Fork me on GitHub

CDVCS

CDVCS (Confluent Distributed Version Control) is a datatype we have developped for replikativ, which models strong consistency inside of the eventual consistent system. You can imagine it as git for data.

Convergence

While in git you have to manually push to different peers to propagate changes, CDVCS automatically converges on all replicas. The same type of merge conflicts as in a distributed version control system like git can occur, but you will be able to resolve them on any peer. This means you have to provide conflict resolution, either automatically by inspecting the conflicting actions or by asking the user.

Advantages of CDVCS:

  • Prototyping: you can easily track the changes of your application and visualize the commit history as a graph. This is only possible because all replicas must agree on the commit graph, which means they agree on a total order of events.
  • Replication of strongly consistent systems: If you just want to replicate your database to your application end-points you can serialize all write operations through one peer of replikativ and then apply them to your desired storage engine. As long as you can provide that all potentially writing peers at maximum have a single writer, e.g. by a coordinator like Apache Zookeeper, you can stream existing architectures through CDVCS.

Weaknesses of CDVCS:

  • Conflict-Management: Managing conflicts is cumbersome and needs some reasoning of how to resolve different commit histories by understanding all potential interactions of conflicting write operations. While the resolution can be decided manually, this often is undesirable as it can be as tedious in many edge cases.
  • Availability: To ensure that merge operations do not introduce more conflicts and diverge because of a slow network, merges block availability by waiting for an adaptive period of time before they commit. This delay is determined by the ratio of #merges/#all-commits which slows divergence down if peers repeatedly merge concurrently. This effectively slows down write speeds and the capability to store data. Other CRDTs like an OR-Map do not remove availability as they resolve conflicts internally without agreement between conflicting peers.

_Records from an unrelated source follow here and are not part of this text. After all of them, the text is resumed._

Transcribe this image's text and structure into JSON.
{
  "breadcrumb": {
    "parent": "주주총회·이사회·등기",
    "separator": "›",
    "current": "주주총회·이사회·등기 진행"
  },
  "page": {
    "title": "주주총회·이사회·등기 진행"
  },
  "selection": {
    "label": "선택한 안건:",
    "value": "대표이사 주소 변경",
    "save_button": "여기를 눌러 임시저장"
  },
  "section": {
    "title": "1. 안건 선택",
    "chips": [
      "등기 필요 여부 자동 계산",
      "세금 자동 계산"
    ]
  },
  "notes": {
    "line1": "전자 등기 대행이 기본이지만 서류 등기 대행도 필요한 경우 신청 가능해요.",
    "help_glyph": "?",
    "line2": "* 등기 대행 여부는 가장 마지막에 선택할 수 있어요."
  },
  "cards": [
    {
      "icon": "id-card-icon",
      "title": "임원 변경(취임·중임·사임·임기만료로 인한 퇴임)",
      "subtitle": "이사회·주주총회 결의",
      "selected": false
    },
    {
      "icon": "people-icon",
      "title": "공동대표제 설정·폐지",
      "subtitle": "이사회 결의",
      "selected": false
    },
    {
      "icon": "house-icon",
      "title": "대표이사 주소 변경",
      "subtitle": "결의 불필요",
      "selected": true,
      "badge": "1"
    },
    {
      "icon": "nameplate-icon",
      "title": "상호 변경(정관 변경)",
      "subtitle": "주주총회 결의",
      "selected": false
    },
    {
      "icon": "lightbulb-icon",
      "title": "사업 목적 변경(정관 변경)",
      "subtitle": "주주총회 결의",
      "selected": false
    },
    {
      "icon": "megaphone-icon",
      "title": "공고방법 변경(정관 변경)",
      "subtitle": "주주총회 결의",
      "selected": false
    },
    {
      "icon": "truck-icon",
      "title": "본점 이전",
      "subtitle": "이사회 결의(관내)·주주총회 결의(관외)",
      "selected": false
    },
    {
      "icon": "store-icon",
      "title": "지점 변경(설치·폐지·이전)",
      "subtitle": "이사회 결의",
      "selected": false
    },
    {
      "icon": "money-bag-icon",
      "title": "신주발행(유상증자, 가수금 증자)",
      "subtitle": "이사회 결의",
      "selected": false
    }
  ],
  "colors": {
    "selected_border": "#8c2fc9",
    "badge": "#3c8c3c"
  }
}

CDVCS works nicely if you just have one writer in your system. Even if this writer is guaranteed to be singular from the outside (e.g. always being the same user), conflict management will be very limited if the writing peers are mostly online. So CDVCS can be a valid choice for many personal apps which do not share state between users.

Background

The paper describing its technical design can be found here. A detailed version of it was presented at PaPoC2016.